The volatility produced by short-term actors challenges the investor taking a long view to balance between momentum and value, according to participants at a conference last week at Columbia University in New York. Speakers and panellists proposed solutions to this quandary ranging from the introduction of ‘loyalty shares’ for rewarding long-term investors to a better understanding of the time lags involved in assets shaking off irrational market behaviour.

The conference, ‘Long-term investing: An optimal strategy in short-term oriented markets,’ was organised by the Committee on Global Thought at Columbia and the Sovereign Wealth Fund Research Initiative (SWFRI). Speakers included academics like Nobel Prize-winner Joseph Stiglitz as well as practitioners.

‘Extrapolation – that past trends will continue – is the main inefficiency in the stock market and is responsible for momentum trading,’ Jeremy Grantham, chief strategist at the asset manager GMO in Boston. ‘Everything will return to fair value – it’s the timing that’s uncertain.’ Grantham quoted John Maynard Keynes’ dictum that markets can stay irrational longer than a client can stay solvent, but said long-term investors like SWFs were able to prove Keynes wrong.

The stock market may actually be less volatile than it seems, David Laibson of Harvard University said. Equities almost invariably revert to the mean, but it can take much longer than many forecasters expect: more likely 10 years rather than the five year maximum put forward by many forecasters. As a result, many investors ‘radically misperceive the riskiness of volatility,’ Laibson said, by a factor of nine – an argument for giving greater weight to equities.
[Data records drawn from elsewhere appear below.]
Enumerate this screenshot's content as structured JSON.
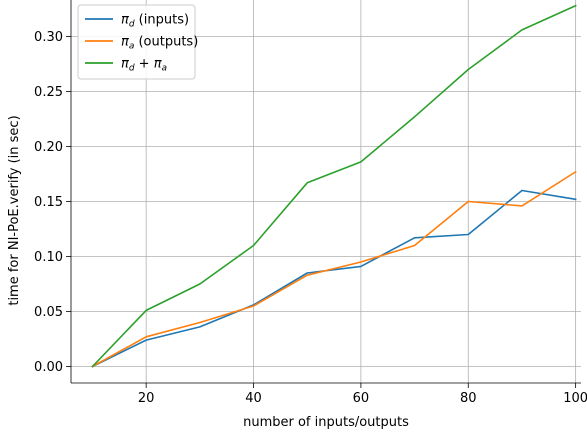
{
  "chart_data": {
    "type": "line",
    "title": "",
    "xlabel": "number of inputs/outputs",
    "ylabel": "time for NI-PoE.verify (in sec)",
    "xlim": [
      6,
      101
    ],
    "ylim": [
      -0.015,
      0.335
    ],
    "xticks": [
      20,
      40,
      60,
      80,
      100
    ],
    "yticks": [
      0.0,
      0.05,
      0.1,
      0.15,
      0.2,
      0.25,
      0.3
    ],
    "ytick_labels": [
      "0.00",
      "0.05",
      "0.10",
      "0.15",
      "0.20",
      "0.25",
      "0.30"
    ],
    "grid": true,
    "legend_position": "top-left",
    "x": [
      10,
      20,
      30,
      40,
      50,
      60,
      70,
      80,
      90,
      100
    ],
    "series": [
      {
        "name": "π_d (inputs)",
        "legend": {
          "symbol": "π",
          "sub": "d",
          "rest": " (inputs)"
        },
        "color": "#1f77b4",
        "values": [
          0.0,
          0.024,
          0.036,
          0.056,
          0.085,
          0.091,
          0.117,
          0.12,
          0.16,
          0.152
        ]
      },
      {
        "name": "π_a (outputs)",
        "legend": {
          "symbol": "π",
          "sub": "a",
          "rest": " (outputs)"
        },
        "color": "#ff7f0e",
        "values": [
          0.0,
          0.027,
          0.04,
          0.055,
          0.083,
          0.095,
          0.11,
          0.15,
          0.146,
          0.177
        ]
      },
      {
        "name": "π_d + π_a",
        "legend": {
          "symbol": "π",
          "sub": "d",
          "rest": " + ",
          "symbol2": "π",
          "sub2": "a"
        },
        "color": "#2ca02c",
        "values": [
          0.0,
          0.051,
          0.075,
          0.11,
          0.167,
          0.186,
          0.227,
          0.27,
          0.306,
          0.328
        ]
      }
    ]
  }
}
Some long-term investors have come to the same conclusion, according to SWF executives. Norway’s sovereign wealth fund shifted the equities portion of its portfolio to 60% from 40% in the four years after the onset of the 2007-08 financial crisis, Pål Haugerud of the Norwegian Finance Ministry said, enabling them to recoup some losses engendered by the crisis.
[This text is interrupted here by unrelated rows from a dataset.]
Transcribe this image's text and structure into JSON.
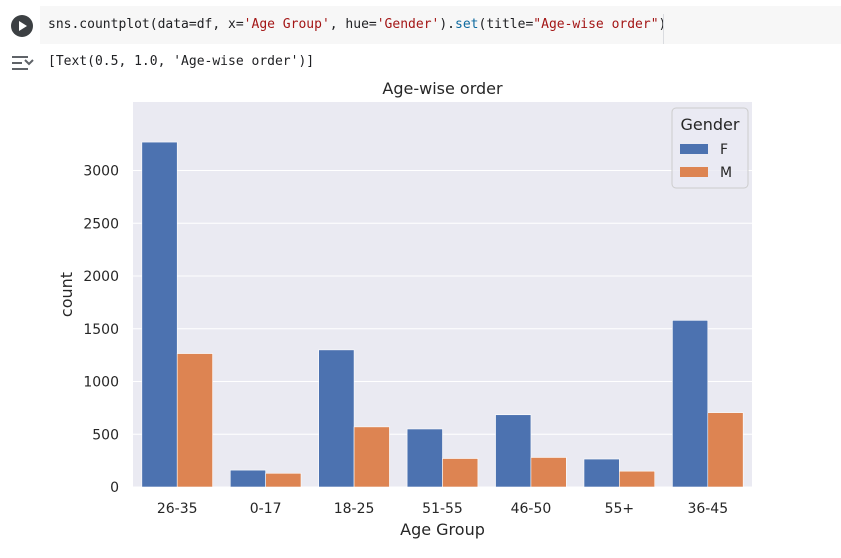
{
  "cell": {
    "code_parts": [
      {
        "text": "sns.countplot(data=df, x=",
        "cls": "tok-plain"
      },
      {
        "text": "'Age Group'",
        "cls": "tok-str"
      },
      {
        "text": ", hue=",
        "cls": "tok-plain"
      },
      {
        "text": "'Gender'",
        "cls": "tok-str"
      },
      {
        "text": ").",
        "cls": "tok-plain"
      },
      {
        "text": "set",
        "cls": "tok-fn"
      },
      {
        "text": "(title=",
        "cls": "tok-plain"
      },
      {
        "text": "\"Age-wise order\"",
        "cls": "tok-str"
      },
      {
        "text": ")",
        "cls": "tok-plain"
      }
    ],
    "output_text": "[Text(0.5, 1.0, 'Age-wise order')]"
  },
  "chart_data": {
    "type": "bar",
    "title": "Age-wise order",
    "xlabel": "Age Group",
    "ylabel": "count",
    "categories": [
      "26-35",
      "0-17",
      "18-25",
      "51-55",
      "46-50",
      "55+",
      "36-45"
    ],
    "series": [
      {
        "name": "F",
        "color": "#4c72b0",
        "values": [
          3270,
          160,
          1300,
          550,
          685,
          265,
          1580
        ]
      },
      {
        "name": "M",
        "color": "#dd8452",
        "values": [
          1265,
          130,
          570,
          270,
          280,
          150,
          705
        ]
      }
    ],
    "ylim": [
      0,
      3650
    ],
    "yticks": [
      0,
      500,
      1000,
      1500,
      2000,
      2500,
      3000
    ],
    "legend_title": "Gender",
    "legend_position": "top-right",
    "grid": true,
    "background": "#eaeaf2"
  }
}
Mats Andersson, chief executive of the Fourth Swedish National Pension Fund (AP4), said his fund is required by law to maintain 60% in equities. The New Zealand Superannuation Fund has undertaken a ‘strategic tilting’ in favour of equities, chief executive Adrian Orr said, lowering its allocation to bonds.

Some speakers, however, saw the need as well for institutional changes to combat the pressures. Patrick Bolton of Columbia University and Frédéric Samama of SWFRI presented a case for creating ‘loyalty shares,’ perhaps in the form of warrants granted to existing shareholders that could be exercised after three years for a period of three years. ‘This is a solution to how to reward long-term investors,’ Bolton said.

The effect of a corporate culture of sustainability on corporate behaviour and performance outcomes was the subject of a presentation by Robert Eccles of Harvard Business School. In a matched sample of 180 companies, Eccles and his co-researchers found that ‘high sustainability’ companies significantly outperform their ‘low sustainability’ counterparts over the long term in both stock market and accounting performance.

In their panel discussion, the practitioners affirmed the relevance of this correlation in practice. AP4’s Andersson said he doesn’t believe in ‘positive investment’ for its own sake, but because the return is better. Likewise, he said, his strategy is focused on individuals. ‘It’s rare to find a good chairman running a bad company,’ he said.

In the end, some participants said, long-term investing is not that different from short-term investing, except for taking the long view. ‘It’s a fallacy to think of long-term investing as ‘buy and hold,’’ said Andrew Ang of Columbia Business School. ‘It means constantly trading.’